Chalk like cheescake
Norfolk is one of the most beautiful counties in the UK (and it has the tourist numbers to prove it). The landscapes that make it so popular vary from the ‘uplands’ (by Norfolk standards!) of North West Norfolk, to the North Norfolk coast, to the Brecks to the Broads. All of these are (of course!) underpinned and shaped by their local geology – which is beautifully exposed along several sections of the coast.

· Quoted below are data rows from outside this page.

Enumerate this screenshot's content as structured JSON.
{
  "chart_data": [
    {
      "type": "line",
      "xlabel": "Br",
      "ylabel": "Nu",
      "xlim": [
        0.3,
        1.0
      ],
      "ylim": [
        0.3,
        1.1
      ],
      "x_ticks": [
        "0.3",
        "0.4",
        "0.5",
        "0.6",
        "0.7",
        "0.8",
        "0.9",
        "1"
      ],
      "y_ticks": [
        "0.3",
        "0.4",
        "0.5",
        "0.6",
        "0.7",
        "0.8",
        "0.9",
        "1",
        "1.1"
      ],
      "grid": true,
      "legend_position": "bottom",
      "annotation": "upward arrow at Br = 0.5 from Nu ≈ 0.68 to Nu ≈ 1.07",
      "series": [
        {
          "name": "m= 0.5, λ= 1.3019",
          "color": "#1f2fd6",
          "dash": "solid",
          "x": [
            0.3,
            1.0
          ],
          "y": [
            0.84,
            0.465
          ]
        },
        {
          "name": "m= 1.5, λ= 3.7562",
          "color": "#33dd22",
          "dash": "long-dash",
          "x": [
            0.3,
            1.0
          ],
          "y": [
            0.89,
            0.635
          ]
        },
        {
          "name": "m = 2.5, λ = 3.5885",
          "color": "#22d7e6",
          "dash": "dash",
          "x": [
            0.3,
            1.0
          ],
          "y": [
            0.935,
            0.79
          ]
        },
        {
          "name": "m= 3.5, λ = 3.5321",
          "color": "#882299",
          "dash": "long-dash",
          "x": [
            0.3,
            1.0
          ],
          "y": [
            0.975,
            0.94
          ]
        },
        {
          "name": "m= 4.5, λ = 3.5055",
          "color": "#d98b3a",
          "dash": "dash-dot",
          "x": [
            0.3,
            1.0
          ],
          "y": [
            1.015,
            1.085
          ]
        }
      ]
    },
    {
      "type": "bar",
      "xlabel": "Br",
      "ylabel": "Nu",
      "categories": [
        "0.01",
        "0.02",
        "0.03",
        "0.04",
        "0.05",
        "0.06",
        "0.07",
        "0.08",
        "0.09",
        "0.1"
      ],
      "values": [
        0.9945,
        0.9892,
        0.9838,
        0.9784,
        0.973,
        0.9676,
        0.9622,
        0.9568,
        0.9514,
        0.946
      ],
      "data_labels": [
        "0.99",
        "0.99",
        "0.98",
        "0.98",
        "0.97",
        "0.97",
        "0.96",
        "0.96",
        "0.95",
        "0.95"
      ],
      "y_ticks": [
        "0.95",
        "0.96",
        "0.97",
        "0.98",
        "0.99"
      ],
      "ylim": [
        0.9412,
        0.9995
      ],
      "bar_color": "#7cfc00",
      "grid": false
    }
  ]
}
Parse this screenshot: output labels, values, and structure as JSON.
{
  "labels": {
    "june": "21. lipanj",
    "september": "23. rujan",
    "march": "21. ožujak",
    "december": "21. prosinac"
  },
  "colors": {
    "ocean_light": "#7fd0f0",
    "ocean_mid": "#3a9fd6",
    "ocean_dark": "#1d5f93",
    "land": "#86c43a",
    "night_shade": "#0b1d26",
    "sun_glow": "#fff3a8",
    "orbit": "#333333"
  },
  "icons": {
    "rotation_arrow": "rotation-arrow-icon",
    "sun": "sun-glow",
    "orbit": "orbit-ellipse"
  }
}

Hunstanton with its unique cliffs and gingerbread buildings, West Runton with its quaint village, amazing geology and loudly-braying donkey and Holkham with its tranquillity are among my favourite bits of the coast in question, the first two for their Earth science interest and Holkham for its marsh harriers and spoonbills.
West Runton is one of the most interesting geological locations in the country due to the paramoudras on the Chalk foreshore, the rafted chalk in the cliffs, the Quaternary Cromer Forest Beds where the ‘West Runton Elephant’ (actually a steppe mammoth) was discovered and excavated, and due to the record of changing Ice Age climates and environments in the cliffs that demonstrate three cold stages and two interglacials, and the ice wedge(s) – I only remember seeing one but that doesn’t mean there aren’t more! There was so much to fascinate me each time I’ve been there, but for some reason it was this yellow chalk that caught my eye on one visit. It is a very hard chalk, but it looks for all the world as though you could cut a chunk off with a cheesewire and put it in a dish for pudding. When you look at it, you really think it should taste of lemon!